In the manufacturing environment, inventory represents a significant amount of investment of company’s capital. Therefore, it is essential for an organization to ensure that the right goods are at the right place at the right moment in order to avoid possible stock-outs, prevent from stock spoilage and to have smooth functioning of the organizational processes. Therefore, in order to manage the possible inventory imbalances and resultant operational issues, inventory control is considered as a necessity for an organization. Inventory control can be described as a process of supervising inventory supply, managing storage and accessibility in order to ensure the optimum level of inventory within the organization. This is also considered as an internal control, a procedure designed to assure work efficiency or avoid internal frauds and errors.

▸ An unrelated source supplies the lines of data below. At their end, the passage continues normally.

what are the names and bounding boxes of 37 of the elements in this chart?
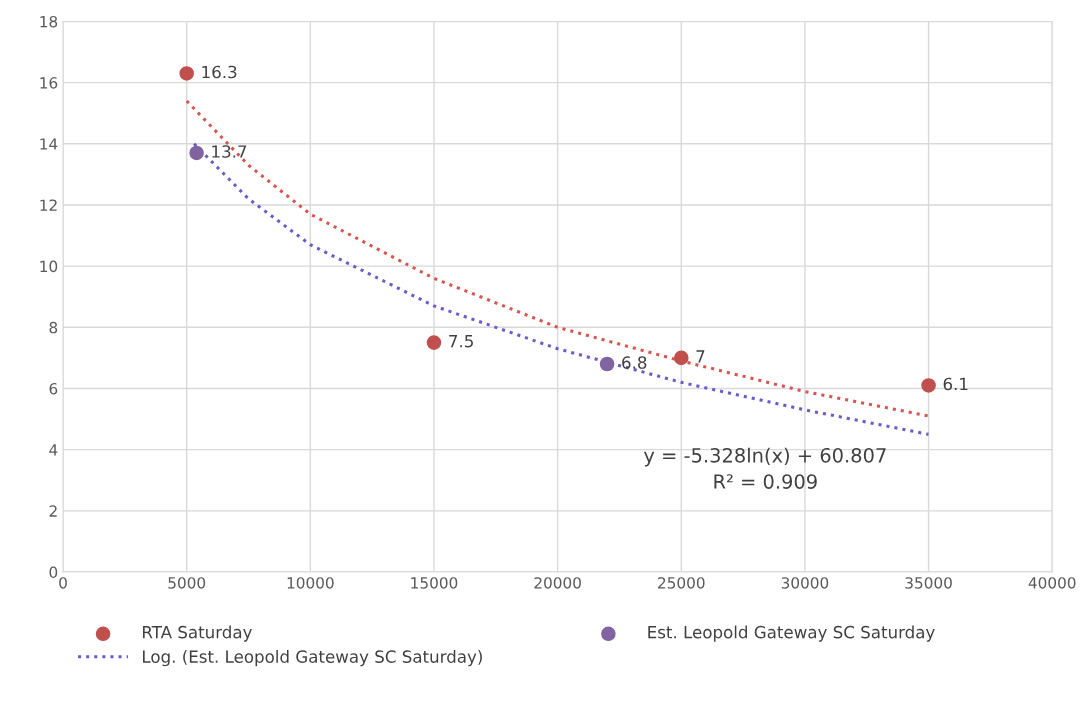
x-tick-label: 35000: [905, 577, 952, 589]
data-label: 7: [696, 350, 705, 363]
x-tick-label: 30000: [781, 577, 829, 589]
x-tick-label: 0: [59, 577, 67, 589]
point: [426, 335, 442, 350]
data-label: 16.3: [202, 65, 237, 79]
data-label: 6.8: [622, 356, 647, 369]
y-tick-label: 0: [49, 566, 58, 579]
point: [673, 350, 689, 366]
data-label: 6.1: [943, 377, 968, 391]
point: [179, 66, 194, 81]
x-tick-label: 5000: [168, 577, 206, 589]
x-tick-label: 20000: [534, 577, 581, 589]
y-tick-label: 10: [40, 260, 58, 273]
legend-label: Log. (Est. Leopold Gateway SC Saturday): [143, 650, 482, 667]
point: [921, 378, 936, 393]
x-tick-label: 10000: [287, 577, 334, 589]
point: [189, 145, 204, 161]
y-tick-label: 14: [40, 138, 58, 150]
y-tick-label: 4: [49, 444, 58, 456]
x-tick-label: 25000: [658, 577, 705, 589]
annotation: y = -5.328ln(x) + 60.807: [643, 447, 886, 467]
x-tick-label: 15000: [411, 577, 458, 589]
y-tick-label: 2: [49, 505, 57, 517]
legend-label: Est. Leopold Gateway SC Saturday: [648, 625, 935, 642]
y-tick-label: 8: [49, 321, 58, 334]
data-label: 7.5: [449, 335, 473, 348]
y-tick-label: 16: [40, 77, 58, 89]
x-tick-label: 40000: [1028, 577, 1076, 589]
point: [599, 356, 615, 372]
y-tick-label: 18: [40, 15, 58, 28]
y-tick-label: 12: [40, 199, 57, 211]
legend-label: RTA Saturday: [143, 625, 252, 642]
line-series: [185, 99, 931, 418]
y-tick-label: 6: [49, 382, 58, 395]
data-label: 13.7: [212, 145, 247, 158]
annotation: R² = 0.909: [714, 474, 817, 489]
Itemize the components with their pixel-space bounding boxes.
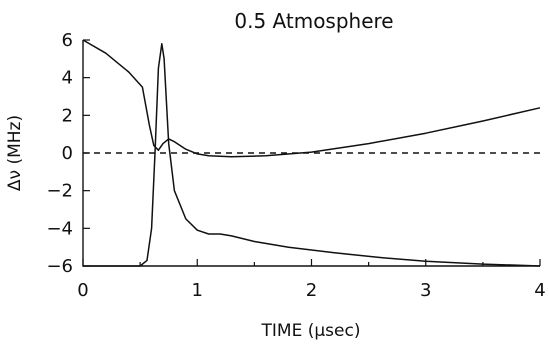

Three types of inventories are considered under inventory control.
1. Raw materials
3. Finished goods
Inventory Control Management
Inventory management is a concept which focuses on the inventory as a value adding asset, so inventories are managed in a way that maximize organizational value, exposure and profit ability. It is a comprehensive process that involves product leveraging, product placement decisions, calculation of product velocities and turns,etc.
Process of locating inventories and managing them accordingly is identified as inventory control system that may be a manual or a digital one. Often this term, inventory management system refers to a software component specifically designed for inventory management. The technologies used in these systems are barcode scanning and RFID technology, where the relevant scanners directly identify the inventory objects and record respective transactions via mobile or fixed devices.
Inventory Control Techniques /Methods
Almost every business organizations have employed various inventory control methods to keep their inventories in check. These are the widely used ones.
1. ABC Analysis
This is an inventory control system based on Pareto Theory, which indicates that 80% of the expenses spend on inventory consumption is based on 20% of the items. Therefore, this technique categorizes inventory into different identical classes known as A, B and C based on the annual consumption of items. After the classification is done, different efforts are put into several inventory classes depending on the monitory value criteria. Accordingly, strong control initiatives for class A items, moderate control for class B items and less control for class C items is guaranteed.
2. VED Analysis
VED refers for Viral, Essential and Desirable. Unlike the classification done under ABC Analysis, the stocks are classified based on the criticality of the inventory items. Here V class of items represents reasonably large amount of stocks which are necessary whereas D class of items do not need to be in store every time.
3. FSN Analysis
This classification is done based on the storing issues of the organization where FSN stands for fast, slow moving and non-moving.
JIT refers to the term Just-in-time. As per the name appears, JIT is an inventory control technique which focuses on the concept that, only if the orders are made the inventories will be requested by each other.